There was a tubular framework that the convertible top snapped over and it folded down into the jump seat area when not in use.  The side curtains fastened to the inner door panels and had sliding Plexiglas windows.  The TR3 had a tonneau cover and that is all I used most of the time, seldom putting the top up and side curtains on.  If it was cold you put a stocking cap on your head and cranked up the heat under the cover.  When it rained the cover shielded most of the passenger compartment, so if you just kept moving briskly you did not get too wet.  Although the heater had a couple of manual doors that could be closed off in hot weather, you had to turn the heater cock off on the engine to really keep the passenger compartment comfortable.

Sometime during that first summer the muffler gave out.  I remember taking the TR3 up to a small Fiat dealer/sports car repair shop on Woodward Avenue for repair.  I do not recall if we had any discussions with the repair shop about what to replace the muffler with or if we just left it up to them.  When I came back to pick the TR3 up, it had a new Fisher Abarth exhaust system with twin chrome tailpipes that sounded fantastic!  I grew up in Royal Oak near the Grand Trunk and Western railroad.  Whenever I went to or from my girlfriend’s house (and now wife-Rene), I had to pass thorough the railroad viaduct on Catalpa.  My routine was always the same; stop at the stop sign, turn right and then go through the viaduct wide open throttle in 1st gear.  That Abarth exhaust would bark so loud I am sure it could be heard a mile away.


Giving sisters and their friend first ride in my TR3A-Spring 1966.

By the third summer, I was entering my last year of college and had visions of landing a big bucks job and ordering a new 1969 Chevrolet Nova SS.  The TR3’s body was starting to rust through in a few locations.  That summer I was working 9 AM to 9 PM six days a week at a boat store in Detroit.  So, I spent most of my summer Sundays patching up the body with Bondo.  One of the boat store customers owned a body shop and offered to paint the car for $100 if I did all of the disassembly and preparation work.  So, at the end of the summer the TR3 had a new bright red paint job and I sold it soon after for $900.

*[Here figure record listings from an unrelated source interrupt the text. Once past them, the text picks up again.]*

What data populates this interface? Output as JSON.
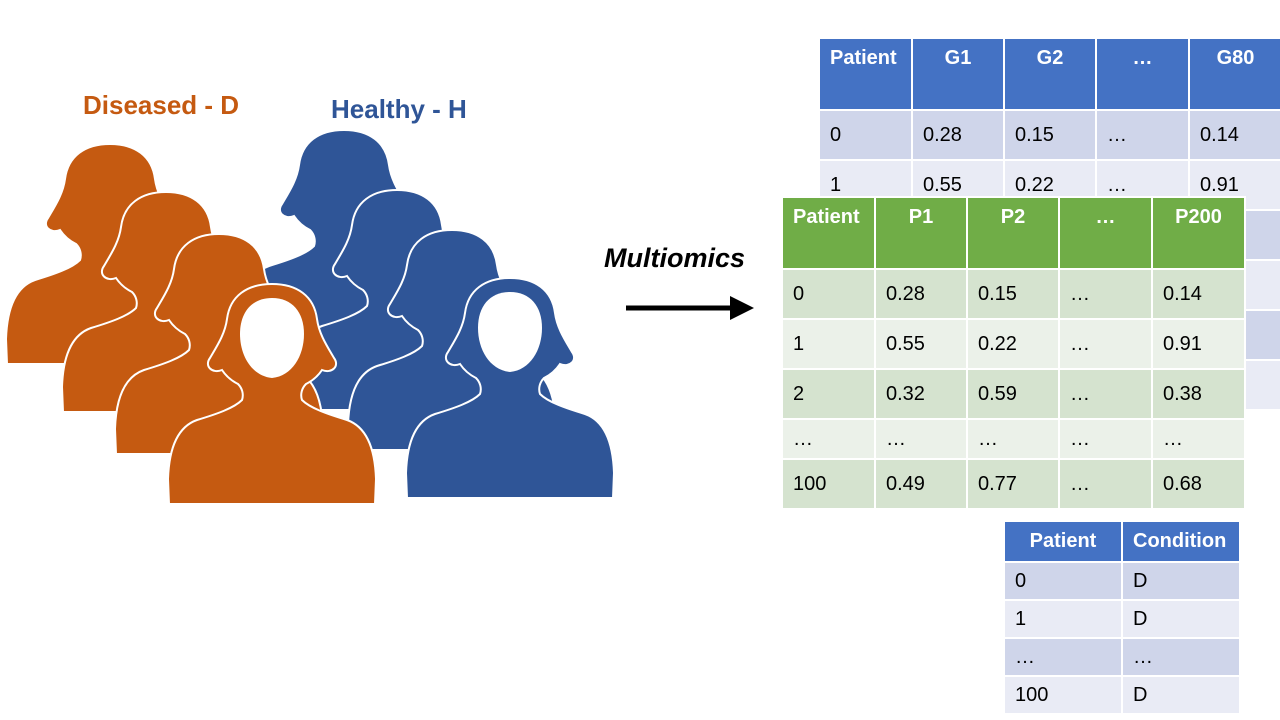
{
  "labels": {
    "diseased": "Diseased - D",
    "healthy": "Healthy - H",
    "multiomics": "Multiomics"
  },
  "colors": {
    "diseased": "#c55a11",
    "healthy": "#2f5597",
    "gene_header": "#4472c4",
    "protein_header": "#70ad47"
  },
  "icons": [
    "woman-silhouette-icon",
    "right-arrow-icon"
  ],
  "gene_table": {
    "headers": [
      "Patient",
      "G1",
      "G2",
      "…",
      "G80"
    ],
    "rows": [
      [
        "0",
        "0.28",
        "0.15",
        "…",
        "0.14"
      ],
      [
        "1",
        "0.55",
        "0.22",
        "…",
        "0.91"
      ]
    ]
  },
  "protein_table": {
    "headers": [
      "Patient",
      "P1",
      "P2",
      "…",
      "P200"
    ],
    "rows": [
      [
        "0",
        "0.28",
        "0.15",
        "…",
        "0.14"
      ],
      [
        "1",
        "0.55",
        "0.22",
        "…",
        "0.91"
      ],
      [
        "2",
        "0.32",
        "0.59",
        "…",
        "0.38"
      ],
      [
        "…",
        "…",
        "…",
        "…",
        "…"
      ],
      [
        "100",
        "0.49",
        "0.77",
        "…",
        "0.68"
      ]
    ]
  },
  "condition_table": {
    "headers": [
      "Patient",
      "Condition"
    ],
    "rows": [
      [
        "0",
        "D"
      ],
      [
        "1",
        "D"
      ],
      [
        "…",
        "…"
      ],
      [
        "100",
        "D"
      ]
    ]
  }
}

Typical Triumph TR3A interior

In the mid 70’s I had the craving for another TR3 and found one advertised locally.  The car was in primer and had all of the trim and lights removed.  The owner had trouble locating the title, but I still gave him a deposit and took the car home while he searched for it.  After a couple of weeks it became obvious that there was no title, so I returned the car and by then he could not seem to find my down payment money.  I told him I was going to keep the trim pieces and lights as collateral until he could come up with the down payment.  Never heard from him again!  I would not mind getting another TR3 to keep my Porsche company in the garage.  I still have the driving lights, repair manuals and collateral.